Government will soon address these low revenues according to the ministry of Trade.

Ms Amelia Kyambadde says Uganda needs a national commodity exchange to regulate prices, quality but also to trade online. Such an exchange is a trading floor/platform for commodities from the warehouses especially agricultural commodities, grains in particular according to the ministry. Other commodities are expected to come on board later.

“We have work in progress and we believe by September, we will be able to launch the commodity exchange,” Ms Kyambadde said during the launch of the National Grain Trade Policy Implementation Strategy. Similar commodity exchanges are already existent in markets such as Ethiopia, South Africa, Zambia, Rwanda, Nigeria and Ghana. Tanzania launched it in 2015 but it still awaits to be operationalised. Egypt’s Kenya’s are yet to mature.

The commodity exchange has been transformed and is now called the Uganda National Commodity Exchange Ltd (UNCE) with 80 per cent shares owned by the Private Sector and 20 per cent owned by government through the Uganda Development Corporation (UDC).

How does it work?
Ms Khadija Nakakande, the senior public relations officer, Ministry of Trade, says the UNCE is supposed to operate in tandem with the warehouse receipt system which is managed by the Uganda Warehouse Receipt System Authority.
Through the two systems, small scale producers and traders will deposit their commodities at certified and licensed storage facilities (silos & warehouses) owned by the private sector. It is at this level that quality of exportable agro-commodities will be assured.
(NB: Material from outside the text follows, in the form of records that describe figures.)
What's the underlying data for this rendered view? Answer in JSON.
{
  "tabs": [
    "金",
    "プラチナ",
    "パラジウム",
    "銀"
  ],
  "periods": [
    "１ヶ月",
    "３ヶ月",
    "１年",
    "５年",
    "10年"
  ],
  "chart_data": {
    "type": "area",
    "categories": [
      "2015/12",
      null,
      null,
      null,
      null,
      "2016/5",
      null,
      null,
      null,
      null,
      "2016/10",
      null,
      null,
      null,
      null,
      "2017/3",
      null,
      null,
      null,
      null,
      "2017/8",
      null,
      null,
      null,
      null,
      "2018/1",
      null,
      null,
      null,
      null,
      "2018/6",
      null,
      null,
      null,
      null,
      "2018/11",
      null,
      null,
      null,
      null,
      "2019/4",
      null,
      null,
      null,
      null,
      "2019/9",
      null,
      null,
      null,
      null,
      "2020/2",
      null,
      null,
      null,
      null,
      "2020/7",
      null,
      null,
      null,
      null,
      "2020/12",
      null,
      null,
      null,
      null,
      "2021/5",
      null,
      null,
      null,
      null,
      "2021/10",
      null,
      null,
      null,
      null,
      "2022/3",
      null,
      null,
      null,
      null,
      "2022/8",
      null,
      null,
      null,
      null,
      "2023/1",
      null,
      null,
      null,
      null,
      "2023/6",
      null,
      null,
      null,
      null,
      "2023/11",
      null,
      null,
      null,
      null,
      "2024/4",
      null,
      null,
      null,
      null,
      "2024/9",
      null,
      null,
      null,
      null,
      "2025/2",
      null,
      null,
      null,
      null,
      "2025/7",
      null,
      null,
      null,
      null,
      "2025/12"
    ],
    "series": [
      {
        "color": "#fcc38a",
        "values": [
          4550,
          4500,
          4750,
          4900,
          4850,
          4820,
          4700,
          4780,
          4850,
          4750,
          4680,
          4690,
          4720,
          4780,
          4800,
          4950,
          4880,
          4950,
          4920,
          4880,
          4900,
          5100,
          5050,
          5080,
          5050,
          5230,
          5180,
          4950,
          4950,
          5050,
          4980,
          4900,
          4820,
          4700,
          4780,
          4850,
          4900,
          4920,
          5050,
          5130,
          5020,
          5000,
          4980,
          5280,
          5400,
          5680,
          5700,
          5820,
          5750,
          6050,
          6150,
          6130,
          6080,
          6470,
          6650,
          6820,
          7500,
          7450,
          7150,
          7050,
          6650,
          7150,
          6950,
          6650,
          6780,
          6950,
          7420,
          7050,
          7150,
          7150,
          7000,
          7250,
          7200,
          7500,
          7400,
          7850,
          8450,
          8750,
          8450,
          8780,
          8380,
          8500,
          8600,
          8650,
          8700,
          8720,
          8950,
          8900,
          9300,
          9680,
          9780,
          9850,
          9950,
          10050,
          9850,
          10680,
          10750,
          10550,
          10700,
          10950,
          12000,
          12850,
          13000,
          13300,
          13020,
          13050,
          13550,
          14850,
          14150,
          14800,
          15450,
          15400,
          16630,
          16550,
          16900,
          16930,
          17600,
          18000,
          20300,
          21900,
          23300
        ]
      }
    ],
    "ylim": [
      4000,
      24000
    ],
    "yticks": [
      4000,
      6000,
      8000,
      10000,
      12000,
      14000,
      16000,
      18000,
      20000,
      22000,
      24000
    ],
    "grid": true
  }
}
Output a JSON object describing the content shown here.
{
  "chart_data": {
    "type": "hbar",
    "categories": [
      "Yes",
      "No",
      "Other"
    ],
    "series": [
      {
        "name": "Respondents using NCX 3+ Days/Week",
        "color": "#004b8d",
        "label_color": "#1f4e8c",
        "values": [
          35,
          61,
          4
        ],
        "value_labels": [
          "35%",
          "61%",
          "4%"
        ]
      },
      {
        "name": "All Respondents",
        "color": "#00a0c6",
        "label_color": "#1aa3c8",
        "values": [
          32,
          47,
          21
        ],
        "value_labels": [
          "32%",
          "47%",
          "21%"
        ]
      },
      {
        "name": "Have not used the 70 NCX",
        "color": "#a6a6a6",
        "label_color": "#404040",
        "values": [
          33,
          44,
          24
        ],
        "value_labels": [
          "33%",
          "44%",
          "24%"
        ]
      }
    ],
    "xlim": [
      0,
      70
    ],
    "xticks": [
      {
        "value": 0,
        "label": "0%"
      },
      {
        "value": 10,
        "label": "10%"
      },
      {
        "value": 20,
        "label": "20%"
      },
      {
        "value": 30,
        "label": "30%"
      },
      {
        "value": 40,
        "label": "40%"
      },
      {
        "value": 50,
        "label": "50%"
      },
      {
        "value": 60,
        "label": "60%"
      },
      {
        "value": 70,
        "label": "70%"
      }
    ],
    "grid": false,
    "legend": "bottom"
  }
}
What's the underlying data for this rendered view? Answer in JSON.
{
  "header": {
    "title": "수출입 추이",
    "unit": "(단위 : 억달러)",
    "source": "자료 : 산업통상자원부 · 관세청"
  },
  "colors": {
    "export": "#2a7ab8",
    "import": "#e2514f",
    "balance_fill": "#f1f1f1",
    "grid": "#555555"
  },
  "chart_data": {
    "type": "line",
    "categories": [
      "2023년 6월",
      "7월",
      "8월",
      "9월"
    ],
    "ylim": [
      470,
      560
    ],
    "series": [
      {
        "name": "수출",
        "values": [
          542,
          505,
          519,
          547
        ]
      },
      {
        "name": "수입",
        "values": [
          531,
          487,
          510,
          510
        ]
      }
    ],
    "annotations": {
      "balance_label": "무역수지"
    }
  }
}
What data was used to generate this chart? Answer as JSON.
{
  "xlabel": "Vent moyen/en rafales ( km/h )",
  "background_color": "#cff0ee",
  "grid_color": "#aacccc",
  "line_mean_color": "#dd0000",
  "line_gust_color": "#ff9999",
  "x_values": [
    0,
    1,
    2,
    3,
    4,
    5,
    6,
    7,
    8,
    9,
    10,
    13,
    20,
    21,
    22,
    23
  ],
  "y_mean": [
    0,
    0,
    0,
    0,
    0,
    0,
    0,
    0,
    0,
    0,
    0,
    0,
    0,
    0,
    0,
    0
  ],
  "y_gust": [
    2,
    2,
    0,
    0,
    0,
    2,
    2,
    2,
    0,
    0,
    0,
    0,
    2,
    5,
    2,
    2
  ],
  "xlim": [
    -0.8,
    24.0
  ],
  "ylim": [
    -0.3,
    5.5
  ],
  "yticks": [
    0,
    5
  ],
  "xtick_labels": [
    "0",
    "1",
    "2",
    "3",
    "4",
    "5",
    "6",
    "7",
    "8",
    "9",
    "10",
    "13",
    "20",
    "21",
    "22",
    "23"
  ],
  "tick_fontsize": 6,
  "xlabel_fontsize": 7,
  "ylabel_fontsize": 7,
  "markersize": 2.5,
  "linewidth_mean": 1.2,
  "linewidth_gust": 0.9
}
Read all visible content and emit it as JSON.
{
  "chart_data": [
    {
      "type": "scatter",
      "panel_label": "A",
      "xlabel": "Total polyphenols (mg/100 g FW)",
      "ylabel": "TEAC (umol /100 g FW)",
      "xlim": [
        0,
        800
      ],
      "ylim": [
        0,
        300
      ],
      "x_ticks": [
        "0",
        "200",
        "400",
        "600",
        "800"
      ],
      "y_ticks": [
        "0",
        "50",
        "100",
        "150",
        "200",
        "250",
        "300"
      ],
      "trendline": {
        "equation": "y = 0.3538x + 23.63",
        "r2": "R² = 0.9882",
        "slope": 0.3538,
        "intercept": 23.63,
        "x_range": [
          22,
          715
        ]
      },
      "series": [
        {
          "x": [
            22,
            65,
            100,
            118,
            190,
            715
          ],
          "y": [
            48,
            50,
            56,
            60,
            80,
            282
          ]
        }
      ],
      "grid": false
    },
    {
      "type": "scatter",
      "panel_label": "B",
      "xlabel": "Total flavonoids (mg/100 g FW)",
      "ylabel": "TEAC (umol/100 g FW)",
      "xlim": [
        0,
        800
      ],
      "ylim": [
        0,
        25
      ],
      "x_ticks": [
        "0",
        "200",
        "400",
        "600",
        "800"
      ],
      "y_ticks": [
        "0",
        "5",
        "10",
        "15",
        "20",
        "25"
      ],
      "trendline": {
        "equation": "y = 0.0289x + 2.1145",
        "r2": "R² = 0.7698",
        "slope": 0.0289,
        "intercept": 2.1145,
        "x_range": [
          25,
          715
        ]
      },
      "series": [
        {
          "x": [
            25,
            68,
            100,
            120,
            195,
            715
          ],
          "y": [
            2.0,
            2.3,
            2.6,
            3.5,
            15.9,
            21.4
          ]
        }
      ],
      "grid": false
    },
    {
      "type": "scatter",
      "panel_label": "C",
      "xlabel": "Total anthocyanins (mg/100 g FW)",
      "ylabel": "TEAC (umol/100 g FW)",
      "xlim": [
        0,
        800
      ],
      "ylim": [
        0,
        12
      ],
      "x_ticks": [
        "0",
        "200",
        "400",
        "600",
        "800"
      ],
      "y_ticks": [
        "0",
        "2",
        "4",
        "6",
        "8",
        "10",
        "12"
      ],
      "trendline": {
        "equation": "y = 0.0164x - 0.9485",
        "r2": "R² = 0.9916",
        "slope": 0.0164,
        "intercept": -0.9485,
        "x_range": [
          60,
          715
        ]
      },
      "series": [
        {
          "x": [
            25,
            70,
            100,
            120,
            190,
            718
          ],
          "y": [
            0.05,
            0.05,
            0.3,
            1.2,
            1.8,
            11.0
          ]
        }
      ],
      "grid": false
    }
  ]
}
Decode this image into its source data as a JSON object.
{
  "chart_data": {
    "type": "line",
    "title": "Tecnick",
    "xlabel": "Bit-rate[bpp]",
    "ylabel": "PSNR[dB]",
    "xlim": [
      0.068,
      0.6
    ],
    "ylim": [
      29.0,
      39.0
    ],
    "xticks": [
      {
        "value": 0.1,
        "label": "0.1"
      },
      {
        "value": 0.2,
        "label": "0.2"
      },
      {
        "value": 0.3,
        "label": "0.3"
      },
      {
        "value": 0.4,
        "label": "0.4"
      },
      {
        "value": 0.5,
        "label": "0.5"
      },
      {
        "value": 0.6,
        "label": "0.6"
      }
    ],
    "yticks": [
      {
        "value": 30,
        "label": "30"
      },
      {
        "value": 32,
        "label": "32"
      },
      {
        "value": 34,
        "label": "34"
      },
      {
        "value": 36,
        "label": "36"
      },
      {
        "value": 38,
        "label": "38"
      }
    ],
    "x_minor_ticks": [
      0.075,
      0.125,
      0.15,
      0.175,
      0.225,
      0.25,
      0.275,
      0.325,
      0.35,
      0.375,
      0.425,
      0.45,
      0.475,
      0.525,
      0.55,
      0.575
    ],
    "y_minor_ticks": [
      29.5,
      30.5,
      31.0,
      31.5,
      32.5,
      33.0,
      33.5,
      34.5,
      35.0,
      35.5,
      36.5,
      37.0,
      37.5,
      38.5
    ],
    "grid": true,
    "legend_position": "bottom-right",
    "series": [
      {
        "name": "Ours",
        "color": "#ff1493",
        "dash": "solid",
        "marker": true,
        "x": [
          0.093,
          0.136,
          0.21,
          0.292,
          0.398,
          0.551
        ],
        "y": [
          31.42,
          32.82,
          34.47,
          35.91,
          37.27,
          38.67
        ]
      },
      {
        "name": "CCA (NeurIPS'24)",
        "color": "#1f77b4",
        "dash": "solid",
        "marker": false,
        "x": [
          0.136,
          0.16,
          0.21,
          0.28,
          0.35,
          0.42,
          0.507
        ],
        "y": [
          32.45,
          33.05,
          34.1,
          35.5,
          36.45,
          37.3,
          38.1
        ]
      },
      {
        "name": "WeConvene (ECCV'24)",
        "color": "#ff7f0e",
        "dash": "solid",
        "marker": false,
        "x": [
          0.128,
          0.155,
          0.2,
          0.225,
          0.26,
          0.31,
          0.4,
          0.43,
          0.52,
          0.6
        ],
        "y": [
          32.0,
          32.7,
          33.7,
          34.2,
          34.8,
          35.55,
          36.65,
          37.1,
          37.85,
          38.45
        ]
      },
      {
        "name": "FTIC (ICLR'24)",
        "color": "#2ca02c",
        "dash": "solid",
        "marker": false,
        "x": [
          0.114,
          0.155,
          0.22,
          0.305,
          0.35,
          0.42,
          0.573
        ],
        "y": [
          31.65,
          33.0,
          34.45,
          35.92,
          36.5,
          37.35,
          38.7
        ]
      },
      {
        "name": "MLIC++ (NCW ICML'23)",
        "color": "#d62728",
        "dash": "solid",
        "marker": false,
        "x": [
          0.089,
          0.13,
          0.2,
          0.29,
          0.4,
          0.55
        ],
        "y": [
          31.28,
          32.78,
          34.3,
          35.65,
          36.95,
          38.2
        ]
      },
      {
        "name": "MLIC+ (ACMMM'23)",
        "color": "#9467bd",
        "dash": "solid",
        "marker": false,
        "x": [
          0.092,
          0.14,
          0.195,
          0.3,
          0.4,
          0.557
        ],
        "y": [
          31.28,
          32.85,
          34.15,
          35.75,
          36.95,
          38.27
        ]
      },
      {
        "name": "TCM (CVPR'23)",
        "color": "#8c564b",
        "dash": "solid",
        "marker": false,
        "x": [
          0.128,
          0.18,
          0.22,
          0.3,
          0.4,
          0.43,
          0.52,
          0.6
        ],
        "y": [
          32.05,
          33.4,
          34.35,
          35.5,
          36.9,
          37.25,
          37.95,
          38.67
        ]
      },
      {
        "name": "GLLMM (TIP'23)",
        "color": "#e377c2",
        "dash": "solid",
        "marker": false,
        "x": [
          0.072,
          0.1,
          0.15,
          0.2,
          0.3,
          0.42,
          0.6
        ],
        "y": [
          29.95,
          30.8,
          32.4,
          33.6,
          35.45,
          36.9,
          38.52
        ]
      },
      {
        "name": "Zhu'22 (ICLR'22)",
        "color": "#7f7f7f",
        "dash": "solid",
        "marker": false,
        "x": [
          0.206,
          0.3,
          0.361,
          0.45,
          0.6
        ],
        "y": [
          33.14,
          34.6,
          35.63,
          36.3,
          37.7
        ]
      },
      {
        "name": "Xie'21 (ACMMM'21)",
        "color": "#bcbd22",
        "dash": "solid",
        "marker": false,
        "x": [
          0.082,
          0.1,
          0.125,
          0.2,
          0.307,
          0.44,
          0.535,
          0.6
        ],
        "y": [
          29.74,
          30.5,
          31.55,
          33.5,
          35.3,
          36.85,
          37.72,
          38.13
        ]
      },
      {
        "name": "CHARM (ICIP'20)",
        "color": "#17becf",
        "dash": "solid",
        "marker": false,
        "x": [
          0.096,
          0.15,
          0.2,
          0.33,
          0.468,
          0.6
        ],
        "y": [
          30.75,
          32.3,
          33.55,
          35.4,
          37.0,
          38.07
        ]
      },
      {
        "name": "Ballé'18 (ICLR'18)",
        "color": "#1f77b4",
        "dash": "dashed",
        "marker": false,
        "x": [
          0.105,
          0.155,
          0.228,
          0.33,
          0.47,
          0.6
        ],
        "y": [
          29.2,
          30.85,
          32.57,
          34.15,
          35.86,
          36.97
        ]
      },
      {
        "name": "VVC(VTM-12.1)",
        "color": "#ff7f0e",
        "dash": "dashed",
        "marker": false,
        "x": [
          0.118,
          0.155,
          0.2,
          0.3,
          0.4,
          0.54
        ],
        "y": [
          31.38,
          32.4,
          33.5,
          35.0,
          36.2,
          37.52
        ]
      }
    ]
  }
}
The farmer takes the commodities to the warehouse where he/she is given a receipt for the value of the commodities. By getting onto the system, farmers will decide on the price of commodities. It is that receipt that he/she takes to the UNCE Ltd to be transacted on the trading floor.

“Commodities in the warehouse are sold by the warehouse depositors using the electronic warehouse receipts to the trading floor to sell for them. It is after the quality has been ascertained that a warehouse receipt will be issued to the depositor - that is a farmers group, commercial producer or small scale trader),” she says.

This receipt can then be traded on the Commodities Exchange as an avenue that exposes the small producer group to the exporters. The trading floor is supposed to get a percentage of the payment when the transaction is complete. The figure for the percentage has not been agreed on yet but initially, it stood at 0.5 per cent.

Chairperson Uganda Agribusiness Alliance Ms Victoria Sekitoleko doubts it will stabilise prices because of the way commodity exchanges operate but believes it will increase access to information.

BENEFITS
Together with the Warehouse Receipt System, the new National Commodity Exchange will be beneficial to exporters (Cooperative Unions, Companies & Millers) as it promotes access to formal markets, credit, standardised storage and professional handling facilities.
It reduces working capital requirements, as banks provide direct financing through the use Warehouse Receipts (WRs), and depositors just have to undertake only marketing of the commodities.
The system reduces the need to carry out professional analysis of commodities on your own, for example, sampling for quantity and quality checks such as aflatoxin examinations.